Archive for June, 2014

With all the choices of methods you have for business valuation the question is: which of the methods is the most accurate. In truth, the accuracy of your business appraisal depends mostly on your specific situation and the set of assumptions you make.

In fact, the selection of business methods varies on the case by case basis. As an example, let’s say you are valuing a restaurant. These types of businesses are plentiful and often sell. As a result, there are enough comparable business sales to check against. So valuing an established restaurant based on market comparables makes sense.

But what if you are valuing a technology company that is a pioneer in the industry? Chances are there are few if any companies that offer the same or even similar set of products or services. Businesses in such an emerging market segment do not sell often until they prove themselves and become well established. Here the market comparables may not exist. You are likely to fall back on the income or asset based business valuation methods.
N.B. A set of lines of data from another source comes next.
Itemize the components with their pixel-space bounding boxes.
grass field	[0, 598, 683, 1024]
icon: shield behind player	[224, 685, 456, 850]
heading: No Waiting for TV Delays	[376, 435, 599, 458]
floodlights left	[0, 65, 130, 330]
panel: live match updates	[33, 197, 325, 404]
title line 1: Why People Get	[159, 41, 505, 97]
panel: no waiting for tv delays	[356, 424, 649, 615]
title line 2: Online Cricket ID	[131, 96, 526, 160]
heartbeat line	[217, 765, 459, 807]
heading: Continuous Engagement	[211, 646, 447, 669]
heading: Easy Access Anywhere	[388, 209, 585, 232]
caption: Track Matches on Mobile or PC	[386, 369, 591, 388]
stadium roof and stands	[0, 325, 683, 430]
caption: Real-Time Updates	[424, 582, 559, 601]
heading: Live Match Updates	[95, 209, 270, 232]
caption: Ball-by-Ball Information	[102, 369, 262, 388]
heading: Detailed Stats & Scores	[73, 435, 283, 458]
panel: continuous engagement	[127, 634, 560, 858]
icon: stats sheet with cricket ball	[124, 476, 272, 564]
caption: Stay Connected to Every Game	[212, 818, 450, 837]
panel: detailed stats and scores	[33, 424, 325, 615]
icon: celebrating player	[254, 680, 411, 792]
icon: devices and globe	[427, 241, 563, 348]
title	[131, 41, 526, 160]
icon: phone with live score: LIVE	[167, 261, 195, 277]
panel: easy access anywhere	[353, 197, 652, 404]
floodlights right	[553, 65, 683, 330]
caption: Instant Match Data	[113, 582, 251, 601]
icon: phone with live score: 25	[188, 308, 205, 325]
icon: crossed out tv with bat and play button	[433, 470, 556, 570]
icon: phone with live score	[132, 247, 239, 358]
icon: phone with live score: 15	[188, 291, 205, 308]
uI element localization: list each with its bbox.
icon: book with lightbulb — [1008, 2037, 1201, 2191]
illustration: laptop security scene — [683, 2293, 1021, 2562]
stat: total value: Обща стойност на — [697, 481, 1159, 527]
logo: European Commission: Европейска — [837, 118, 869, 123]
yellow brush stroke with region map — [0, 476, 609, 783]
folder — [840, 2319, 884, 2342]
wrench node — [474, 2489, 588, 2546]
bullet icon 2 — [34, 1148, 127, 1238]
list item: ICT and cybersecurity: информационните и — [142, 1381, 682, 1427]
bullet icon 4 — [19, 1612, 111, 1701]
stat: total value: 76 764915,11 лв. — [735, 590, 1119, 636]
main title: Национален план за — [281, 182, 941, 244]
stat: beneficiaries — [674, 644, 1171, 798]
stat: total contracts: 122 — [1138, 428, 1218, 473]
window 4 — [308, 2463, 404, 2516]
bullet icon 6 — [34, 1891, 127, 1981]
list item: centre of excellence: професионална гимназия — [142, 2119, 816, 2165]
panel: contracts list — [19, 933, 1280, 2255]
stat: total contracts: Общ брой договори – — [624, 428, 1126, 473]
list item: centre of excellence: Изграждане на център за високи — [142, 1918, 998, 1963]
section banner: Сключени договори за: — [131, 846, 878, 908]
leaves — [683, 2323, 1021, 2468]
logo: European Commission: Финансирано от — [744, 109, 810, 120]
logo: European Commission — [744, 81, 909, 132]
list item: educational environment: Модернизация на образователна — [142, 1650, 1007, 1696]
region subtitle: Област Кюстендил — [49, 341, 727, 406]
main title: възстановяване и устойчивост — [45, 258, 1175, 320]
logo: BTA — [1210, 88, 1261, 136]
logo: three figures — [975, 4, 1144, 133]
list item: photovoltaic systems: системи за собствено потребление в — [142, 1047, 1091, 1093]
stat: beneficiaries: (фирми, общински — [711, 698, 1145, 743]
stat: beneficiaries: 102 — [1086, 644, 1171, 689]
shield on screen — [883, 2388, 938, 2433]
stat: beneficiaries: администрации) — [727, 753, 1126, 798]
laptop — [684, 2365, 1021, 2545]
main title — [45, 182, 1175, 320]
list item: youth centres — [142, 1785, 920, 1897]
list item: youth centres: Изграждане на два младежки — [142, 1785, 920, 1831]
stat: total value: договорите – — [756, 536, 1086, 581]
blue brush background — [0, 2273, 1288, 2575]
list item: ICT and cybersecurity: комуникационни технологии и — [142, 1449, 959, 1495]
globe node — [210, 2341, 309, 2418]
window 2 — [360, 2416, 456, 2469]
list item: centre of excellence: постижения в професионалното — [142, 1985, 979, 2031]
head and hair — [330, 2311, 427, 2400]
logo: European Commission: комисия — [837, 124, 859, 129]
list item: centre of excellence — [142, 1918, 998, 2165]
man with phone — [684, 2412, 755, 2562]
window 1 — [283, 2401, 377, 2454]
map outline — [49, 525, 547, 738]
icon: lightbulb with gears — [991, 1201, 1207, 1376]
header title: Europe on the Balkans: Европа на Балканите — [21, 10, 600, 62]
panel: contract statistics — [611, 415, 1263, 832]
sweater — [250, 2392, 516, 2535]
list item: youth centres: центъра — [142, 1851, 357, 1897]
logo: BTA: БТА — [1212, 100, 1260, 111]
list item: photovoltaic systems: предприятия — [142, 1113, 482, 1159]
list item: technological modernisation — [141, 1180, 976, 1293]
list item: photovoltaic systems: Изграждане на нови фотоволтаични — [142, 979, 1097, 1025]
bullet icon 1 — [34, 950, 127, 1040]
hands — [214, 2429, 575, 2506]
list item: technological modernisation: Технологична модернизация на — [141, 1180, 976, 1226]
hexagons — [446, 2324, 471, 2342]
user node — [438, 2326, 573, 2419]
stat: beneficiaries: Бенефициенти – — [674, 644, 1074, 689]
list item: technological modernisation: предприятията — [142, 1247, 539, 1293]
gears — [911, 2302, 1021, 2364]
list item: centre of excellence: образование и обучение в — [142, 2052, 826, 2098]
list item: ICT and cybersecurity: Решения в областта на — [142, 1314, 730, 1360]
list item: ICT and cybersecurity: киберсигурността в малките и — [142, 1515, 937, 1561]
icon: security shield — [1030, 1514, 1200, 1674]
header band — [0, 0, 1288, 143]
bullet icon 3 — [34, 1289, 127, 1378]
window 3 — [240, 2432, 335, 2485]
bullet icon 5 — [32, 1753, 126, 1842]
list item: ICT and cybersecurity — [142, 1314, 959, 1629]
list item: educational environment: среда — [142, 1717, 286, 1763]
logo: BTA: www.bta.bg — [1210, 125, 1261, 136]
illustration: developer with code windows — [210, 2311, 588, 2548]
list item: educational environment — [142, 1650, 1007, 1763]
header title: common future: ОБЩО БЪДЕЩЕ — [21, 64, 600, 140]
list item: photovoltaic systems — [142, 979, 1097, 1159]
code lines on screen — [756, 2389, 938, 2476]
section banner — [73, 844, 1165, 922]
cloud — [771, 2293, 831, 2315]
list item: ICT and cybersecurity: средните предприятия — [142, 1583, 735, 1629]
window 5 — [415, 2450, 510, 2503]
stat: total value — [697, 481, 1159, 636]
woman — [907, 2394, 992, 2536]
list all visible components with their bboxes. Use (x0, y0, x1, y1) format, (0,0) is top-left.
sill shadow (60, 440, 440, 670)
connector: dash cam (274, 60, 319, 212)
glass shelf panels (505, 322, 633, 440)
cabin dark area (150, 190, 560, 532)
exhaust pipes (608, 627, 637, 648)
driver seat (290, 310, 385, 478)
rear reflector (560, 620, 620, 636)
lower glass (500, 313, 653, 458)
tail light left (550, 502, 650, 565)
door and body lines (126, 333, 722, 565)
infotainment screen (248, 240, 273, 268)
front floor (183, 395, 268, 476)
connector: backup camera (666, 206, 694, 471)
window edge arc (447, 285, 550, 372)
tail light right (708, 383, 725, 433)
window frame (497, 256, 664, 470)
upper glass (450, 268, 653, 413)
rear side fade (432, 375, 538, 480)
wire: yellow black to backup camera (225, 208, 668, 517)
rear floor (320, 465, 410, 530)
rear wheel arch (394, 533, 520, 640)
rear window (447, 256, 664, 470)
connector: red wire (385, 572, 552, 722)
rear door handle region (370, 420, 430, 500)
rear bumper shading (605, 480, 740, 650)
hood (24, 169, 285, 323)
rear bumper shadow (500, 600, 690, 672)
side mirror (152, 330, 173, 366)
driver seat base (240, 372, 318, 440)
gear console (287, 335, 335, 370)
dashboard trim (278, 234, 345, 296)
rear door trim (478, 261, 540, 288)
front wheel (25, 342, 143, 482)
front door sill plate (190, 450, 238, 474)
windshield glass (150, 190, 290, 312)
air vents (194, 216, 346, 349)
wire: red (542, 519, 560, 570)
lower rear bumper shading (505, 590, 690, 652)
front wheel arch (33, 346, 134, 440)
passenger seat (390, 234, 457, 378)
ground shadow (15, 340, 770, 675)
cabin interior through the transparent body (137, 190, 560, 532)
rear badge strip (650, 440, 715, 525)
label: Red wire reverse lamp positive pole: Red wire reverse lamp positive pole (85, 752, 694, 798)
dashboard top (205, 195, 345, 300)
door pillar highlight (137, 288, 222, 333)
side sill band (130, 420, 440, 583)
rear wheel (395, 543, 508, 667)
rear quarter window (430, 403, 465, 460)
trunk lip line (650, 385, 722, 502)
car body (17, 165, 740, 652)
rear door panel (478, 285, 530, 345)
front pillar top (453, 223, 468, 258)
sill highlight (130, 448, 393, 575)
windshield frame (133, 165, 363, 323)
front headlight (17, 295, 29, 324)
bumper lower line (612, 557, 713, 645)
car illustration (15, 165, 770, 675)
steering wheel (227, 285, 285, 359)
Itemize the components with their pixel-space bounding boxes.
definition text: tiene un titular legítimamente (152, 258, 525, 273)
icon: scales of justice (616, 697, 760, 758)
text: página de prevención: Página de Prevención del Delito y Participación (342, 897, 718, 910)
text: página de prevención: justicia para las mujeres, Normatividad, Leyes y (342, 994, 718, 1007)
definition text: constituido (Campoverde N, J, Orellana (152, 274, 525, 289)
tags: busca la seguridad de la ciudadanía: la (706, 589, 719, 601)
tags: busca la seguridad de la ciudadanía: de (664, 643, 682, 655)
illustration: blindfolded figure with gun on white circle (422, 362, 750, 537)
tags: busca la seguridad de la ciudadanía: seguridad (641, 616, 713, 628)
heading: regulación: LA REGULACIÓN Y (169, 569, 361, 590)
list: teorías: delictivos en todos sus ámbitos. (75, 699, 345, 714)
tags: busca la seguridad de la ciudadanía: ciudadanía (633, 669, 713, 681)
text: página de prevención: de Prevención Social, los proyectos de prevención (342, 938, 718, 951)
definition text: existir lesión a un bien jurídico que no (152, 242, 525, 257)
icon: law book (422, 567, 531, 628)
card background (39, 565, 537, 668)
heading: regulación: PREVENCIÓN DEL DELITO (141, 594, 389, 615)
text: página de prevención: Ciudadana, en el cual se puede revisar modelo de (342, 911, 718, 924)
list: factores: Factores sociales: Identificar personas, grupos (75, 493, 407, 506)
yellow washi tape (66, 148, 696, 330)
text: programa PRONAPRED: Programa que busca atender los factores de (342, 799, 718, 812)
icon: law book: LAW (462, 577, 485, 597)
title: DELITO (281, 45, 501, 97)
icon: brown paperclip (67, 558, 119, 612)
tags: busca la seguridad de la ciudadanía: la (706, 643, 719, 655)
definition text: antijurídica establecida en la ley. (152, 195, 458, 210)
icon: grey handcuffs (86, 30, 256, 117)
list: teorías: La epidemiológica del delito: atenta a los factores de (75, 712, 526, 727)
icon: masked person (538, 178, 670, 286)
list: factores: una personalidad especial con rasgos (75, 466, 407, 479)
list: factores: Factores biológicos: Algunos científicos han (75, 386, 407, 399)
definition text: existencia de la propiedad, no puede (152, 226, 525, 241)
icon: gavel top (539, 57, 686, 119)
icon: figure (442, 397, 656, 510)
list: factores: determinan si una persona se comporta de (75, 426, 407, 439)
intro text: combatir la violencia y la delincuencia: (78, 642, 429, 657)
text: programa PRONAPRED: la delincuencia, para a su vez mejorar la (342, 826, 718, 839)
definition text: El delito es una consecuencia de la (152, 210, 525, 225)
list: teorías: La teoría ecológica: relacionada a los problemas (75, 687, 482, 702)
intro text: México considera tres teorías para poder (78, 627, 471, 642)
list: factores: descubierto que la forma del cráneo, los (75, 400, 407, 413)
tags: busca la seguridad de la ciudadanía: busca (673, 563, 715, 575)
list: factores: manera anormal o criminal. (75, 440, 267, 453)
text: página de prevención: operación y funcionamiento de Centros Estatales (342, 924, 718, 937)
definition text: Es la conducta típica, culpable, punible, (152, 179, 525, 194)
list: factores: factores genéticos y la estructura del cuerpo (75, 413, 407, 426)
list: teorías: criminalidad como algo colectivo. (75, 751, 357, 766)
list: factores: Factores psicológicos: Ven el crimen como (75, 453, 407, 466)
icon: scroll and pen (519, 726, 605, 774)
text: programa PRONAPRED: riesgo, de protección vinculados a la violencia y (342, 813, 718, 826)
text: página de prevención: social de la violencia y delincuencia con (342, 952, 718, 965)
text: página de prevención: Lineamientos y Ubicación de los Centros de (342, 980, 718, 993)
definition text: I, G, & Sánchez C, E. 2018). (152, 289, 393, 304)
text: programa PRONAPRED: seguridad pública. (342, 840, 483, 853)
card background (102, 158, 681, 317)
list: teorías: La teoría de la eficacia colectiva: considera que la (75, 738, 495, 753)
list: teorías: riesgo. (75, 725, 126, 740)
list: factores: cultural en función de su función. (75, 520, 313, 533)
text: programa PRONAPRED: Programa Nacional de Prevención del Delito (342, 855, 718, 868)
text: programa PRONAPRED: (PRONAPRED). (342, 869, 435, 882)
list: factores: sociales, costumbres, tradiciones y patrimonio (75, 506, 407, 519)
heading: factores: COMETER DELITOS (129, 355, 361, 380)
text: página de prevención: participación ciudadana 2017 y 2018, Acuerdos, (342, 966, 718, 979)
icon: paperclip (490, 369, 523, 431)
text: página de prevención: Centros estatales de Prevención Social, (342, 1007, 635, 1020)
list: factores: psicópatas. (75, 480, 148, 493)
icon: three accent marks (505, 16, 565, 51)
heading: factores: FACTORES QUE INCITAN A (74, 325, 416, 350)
Still other companies may be unique in some ways compared to their competitors. A company that has established itself as a leader in its market over a long period of time may have considerable customer following. The issue of business goodwill may become very important in such a case. To handle the valuation properly, you could choose the capitalized excess earnings valuation method to calculate the value of business goodwill.

Some businesses distinguish themselves by being cash cows. They produce very stable earnings year after year. Capitalization of income valuation methods are likely to produce very accurate results when valuing such companies.

How about a start-up? A young company may be full of promise but has yet to show its true colors when it comes to winning a large customer base and turning a profit. Its value may be tied up in its long-term potential. Forecasting future business earnings, estimating the risk and coming up with an accurate idea of business value may lead you to a different choice like the discounted cash flow method.

As you can see, accuracy of any business valuation method depends on what you are valuing. Consider what the company has to offer, what its value creating potential is, and how it sets itself apart from the competition. Make the right assumptions, such as a well thought out earnings forecast and risk assessment, and the methods you choose will likely produce an accurate, defensible result.

See a Set of Valuation Methods

Take a look at how the various business valuation methods work:

See Example »

The discounted cash flow method is perhaps the most versatile valuation method under the income approach. Professional business appraisers, venture capitalists, bankers and entrepreneurs use this method to value all kinds of businesses and professional practices. Just about any business with a solid expectation of future earnings can be valued by this powerful technique. You can use this valuation for a business of any size in any industry.

The method calculates the so-called present value of future cash flows that are projected over a finite period of time. But business people and investors can envision what the company is likely to do only so far into the future. Beyond a certain point uncertainty reigns.

To handle this common situation, the discounted cash flow method uses an additional calculation. This is often referred to as the terminal value. The idea is that after the yearly earnings forecast is discounted, the company still has some residual value if the goal is to keep running the business. The terminal value uses the capitalizing calculation, dividing the last projected business earnings by the cap rate.

In other words, the discounted cash flow method works like this: first, calculate the present value of future earnings that you can forecast with reasonable accuracy. Next, assume that the business will keep running and its earnings will grow at some constant rate year over year.

In this case, you can use the capitalization calculation to estimate what the terminal or residual value of the business is. Now add the present value of the forecast business earnings and the terminal value, appropriately discounted, and you have the total business value as of today.

Terminal cap rate – the biggest source of mistakes

Pay special attention to the capitalization rate you use. The cap rate is the difference between the discount rate and the expected earnings growth rate over the long term. The key point here is that the earnings growth rate must be sustainable and should not exceed the discount rate. Otherwise the cap rate can become either too small or even negative making the terminal value calculation useless.

To do a sanity check on your earnings growth rate, compare how quickly the earnings grow in your industry sector. Take a look at a few well established competitors to see how well they are doing. Chances are this will reveal what earnings growth rates are sustainable.